W niedzielę 10 kwietnia minie 12 lat od katastrofy rządowego samolotu Tu-154M w Smoleńsku. W jej wyniku zginęło 96 osób.
"Jutro o godz. 8:41, w hołdzie Ofiarom Katastrofy Smoleńskiej, zawyją syreny alarmowe we wszystkich województwach w całym kraju" – poinformował w sobotę rano minister Mariusz Kamiński.
Tusk krytycznie o pomyśle MSWiA
Pomysł został skrytykowany przez wiele osób, w tym prezydentów niektórych miast. Głos zabrał także lider Platformy Obywatelskiej Donald Tusk.

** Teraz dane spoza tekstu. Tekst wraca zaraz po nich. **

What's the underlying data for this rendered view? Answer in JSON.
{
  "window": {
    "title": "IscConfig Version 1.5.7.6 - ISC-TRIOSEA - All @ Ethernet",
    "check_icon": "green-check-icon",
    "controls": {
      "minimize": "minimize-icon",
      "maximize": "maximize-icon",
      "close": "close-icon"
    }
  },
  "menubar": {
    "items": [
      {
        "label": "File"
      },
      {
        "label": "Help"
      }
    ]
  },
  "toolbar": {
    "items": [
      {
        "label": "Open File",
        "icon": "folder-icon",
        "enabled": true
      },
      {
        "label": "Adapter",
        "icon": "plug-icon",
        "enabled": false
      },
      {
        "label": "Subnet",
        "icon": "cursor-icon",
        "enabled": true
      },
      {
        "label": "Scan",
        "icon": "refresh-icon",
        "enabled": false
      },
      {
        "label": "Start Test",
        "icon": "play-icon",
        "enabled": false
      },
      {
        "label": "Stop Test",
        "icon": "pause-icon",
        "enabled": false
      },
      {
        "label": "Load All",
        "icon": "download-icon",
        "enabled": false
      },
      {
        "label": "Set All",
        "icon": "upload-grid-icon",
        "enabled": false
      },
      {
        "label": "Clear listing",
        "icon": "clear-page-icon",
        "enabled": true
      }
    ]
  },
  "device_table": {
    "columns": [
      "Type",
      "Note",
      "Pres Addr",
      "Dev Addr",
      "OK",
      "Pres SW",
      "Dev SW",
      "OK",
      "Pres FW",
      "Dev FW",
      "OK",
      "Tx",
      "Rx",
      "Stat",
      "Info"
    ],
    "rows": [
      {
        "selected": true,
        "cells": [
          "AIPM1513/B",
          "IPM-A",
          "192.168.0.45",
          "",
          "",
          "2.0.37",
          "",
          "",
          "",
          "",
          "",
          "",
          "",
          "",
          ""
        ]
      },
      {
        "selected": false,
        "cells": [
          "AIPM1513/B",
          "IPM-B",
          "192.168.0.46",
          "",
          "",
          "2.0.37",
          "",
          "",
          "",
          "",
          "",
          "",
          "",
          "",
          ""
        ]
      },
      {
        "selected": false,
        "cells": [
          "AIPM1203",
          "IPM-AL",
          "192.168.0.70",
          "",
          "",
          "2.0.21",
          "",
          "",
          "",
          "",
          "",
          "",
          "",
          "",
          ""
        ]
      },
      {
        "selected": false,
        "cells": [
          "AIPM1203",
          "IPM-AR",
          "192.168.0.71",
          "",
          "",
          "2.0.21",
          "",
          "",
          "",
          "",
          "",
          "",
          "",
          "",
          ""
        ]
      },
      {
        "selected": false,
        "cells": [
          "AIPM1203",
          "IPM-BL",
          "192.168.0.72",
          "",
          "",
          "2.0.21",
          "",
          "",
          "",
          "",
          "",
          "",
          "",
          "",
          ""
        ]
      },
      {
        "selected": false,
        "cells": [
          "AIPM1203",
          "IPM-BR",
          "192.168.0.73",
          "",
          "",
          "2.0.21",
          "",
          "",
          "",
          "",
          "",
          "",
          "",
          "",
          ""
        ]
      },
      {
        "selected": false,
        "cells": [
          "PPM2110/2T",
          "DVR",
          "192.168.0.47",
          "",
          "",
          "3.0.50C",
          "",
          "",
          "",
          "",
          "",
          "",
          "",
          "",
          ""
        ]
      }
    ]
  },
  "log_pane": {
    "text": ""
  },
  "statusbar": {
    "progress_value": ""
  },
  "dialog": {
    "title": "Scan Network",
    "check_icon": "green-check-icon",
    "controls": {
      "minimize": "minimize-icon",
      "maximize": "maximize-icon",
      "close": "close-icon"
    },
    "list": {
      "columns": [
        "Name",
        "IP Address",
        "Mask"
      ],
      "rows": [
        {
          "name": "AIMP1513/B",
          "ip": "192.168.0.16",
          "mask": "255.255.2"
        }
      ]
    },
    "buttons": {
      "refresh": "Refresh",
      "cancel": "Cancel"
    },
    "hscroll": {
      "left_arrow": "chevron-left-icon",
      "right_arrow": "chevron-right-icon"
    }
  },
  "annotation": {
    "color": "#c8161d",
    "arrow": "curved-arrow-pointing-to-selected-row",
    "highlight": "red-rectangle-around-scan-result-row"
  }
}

– Mieliśmy okazję rozmawiać o tym z obecnymi tu samorządowcami (...) o tej sugestii, prośbie, czy nakazie ministra Kamińskiego, jeśli dobrze rozumiem, by włączyć jutro syreny z okazji rocznicy katastrofy smoleńskiej. Te głosy tutaj na dole są dość jednoznaczne – mówił Tusk, który odwiedza dzisiaj Bydgoszcz.
Następnie polityk przypomniał, że w Polsce przebywa obecnie około 2,5 mln uchodźców z Ukrainy, "którzy uciekali przed tym dźwiękiem, przed bombami" i "chyba nie jest dobrym pomysłem", żeby jutro używać syren i w ten sposób przypominać im o sytuacji na wschodzie.
– Z tego, co wiemy program obchodów rocznicy jest bardzo bogaty. Będzie transmitowany przez telewizję, będzie kilka mszy świętych, będą spotkania organizowane przez prezesa Jarosława Kaczyńskiego. Wydaje się, że to nie jest najstosowniejsza idea, żeby włączyć w Polsce jutro syreny w każdym mieście – dodał.
Jak poinformował w sobotę rano Straż Graniczna, od początku konfliktu na Ukrainie do Polski wjechało 2,6 mln osób, uciekających przed działaniami zbrojnymi. Tylko wczoraj funkcjonariusze SG odprawili 27,5 tys. podróżnych.